October 11, 2019
Pancreatic cancer is one of the most challenging tumors to treat, and patient survival rates remain quite low. A hallmark of the disease is tough, highly fibrotic stroma, or connective tissue, that makes up a significant part of the tumor mass and can form a barrier that hampers immune cell access, compromises drug delivery, and promotes resistance to chemotherapies and other drugs. However, clinical trials of therapies that generally target this fibrotic tissue have shown that such broad approaches are not enough to overcome treatment challenges and can even accelerate disease progression.
A major component of the stroma is extracellular matrix (ECM), a network of proteins that surrounds a tumor, providing both physical support and biochemical cues that can contribute to tumor progression and metastasis. ECM is of long-standing and increasing interest in cancer research, particularly in pancreatic tumors, where it is known to play a role that is important, but poorly understood.
Sorting out the composition and changes of the ECM during pancreatic cancer progression, as well as the respective contributions of stromal and tumor cells to the matrix, could inform the development and application of more precise PDAC therapies. A new study in Proceedings of the National Academy of Science, performed by researchers in the laboratory of Richard Hynes, Daniel K Ludwig Professor of Cancer Research and professor of biology, provides the most comprehensive analysis yet of ECM proteins in pancreatic disease, and builds on the group’s earlier work on tumor ECM, which revealed previously unknown cancer promoters.
In the new research, the team used quantitative mass spectrometry-based proteomics analysis to study ECM proteins in normal, pre-cancerous, and cancer cells from both human patients and mouse genetic models, as well as chronic pancreatitis patient samples, and to examine systematically, for the first time, the composition and dynamics of ECM proteins during pancreatic cancer progression.
Among their findings, the researchers describe early changes in matrix proteins, beginning at the pre-cancer stage, which could potentially be used for early detection biomarkers.
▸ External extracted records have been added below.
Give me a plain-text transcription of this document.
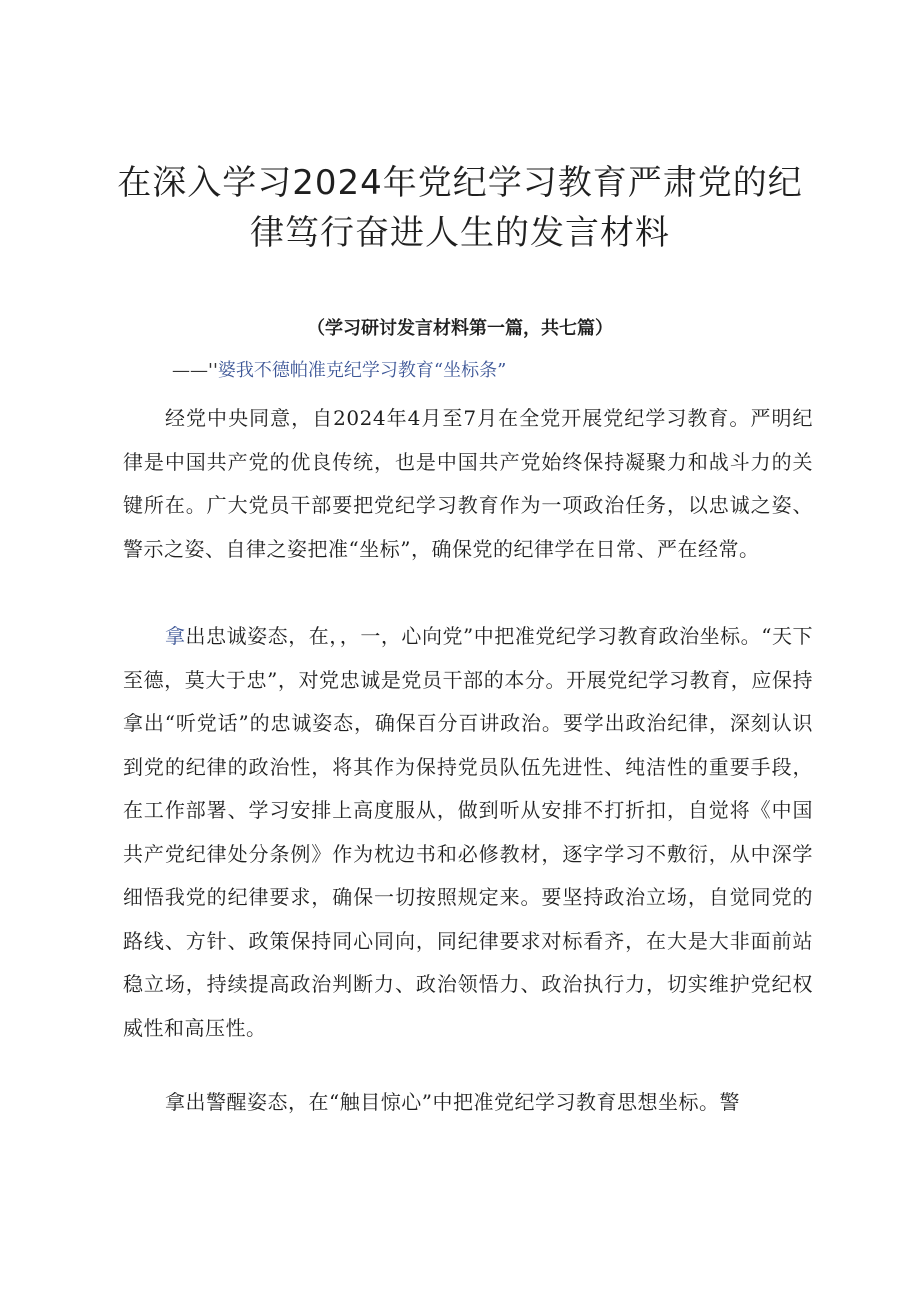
在深入学习2024年党纪学习教育严肃党的纪律笃行奋进人生的发言材料

（学习研讨发言材料第一篇，共七篇）

——''婆我不德帕准克纪学习教育“坐标条”

经党中央同意，自2024年4月至7月在全党开展党纪学习教育。严明纪律是中国共产党的优良传统，也是中国共产党始终保持凝聚力和战斗力的关键所在。广大党员干部要把党纪学习教育作为一项政治任务，以忠诚之姿、警示之姿、自律之姿把准“坐标”，确保党的纪律学在日常、严在经常。

拿出忠诚姿态，在，，一，心向党”中把准党纪学习教育政治坐标。“天下至德，莫大于忠”，对党忠诚是党员干部的本分。开展党纪学习教育，应保持拿出“听党话”的忠诚姿态，确保百分百讲政治。要学出政治纪律，深刻认识到党的纪律的政治性，将其作为保持党员队伍先进性、纯洁性的重要手段，在工作部署、学习安排上高度服从，做到听从安排不打折扣，自觉将《中国共产党纪律处分条例》作为枕边书和必修教材，逐字学习不敷衍，从中深学细悟我党的纪律要求，确保一切按照规定来。要坚持政治立场，自觉同党的路线、方针、政策保持同心同向，同纪律要求对标看齐，在大是大非面前站稳立场，持续提高政治判断力、政治领悟力、政治执行力，切实维护党纪权威性和高压性。

拿出警醒姿态，在“触目惊心”中把准党纪学习教育思想坐标。警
Additionally, they showed that, although stromal cells produce over 90% of the ECM mass, it is actually high levels of ECM proteins derived from the tumor cells, not those produced only by stromal cells, that correlate with poor patient survival. This is indeed, a case of a few bad apples spoiling the bunch.
Furthermore, the researchers’ analyses implicated distinct pathways in regulating expression of ECM proteins in cancer cells and stromal cells. Their findings suggest that precise ECM manipulations, such as targeting tumor-promoting ECM proteins and their regulators in cancer cells, could be more effective therapeutically than general suppression of ECM production.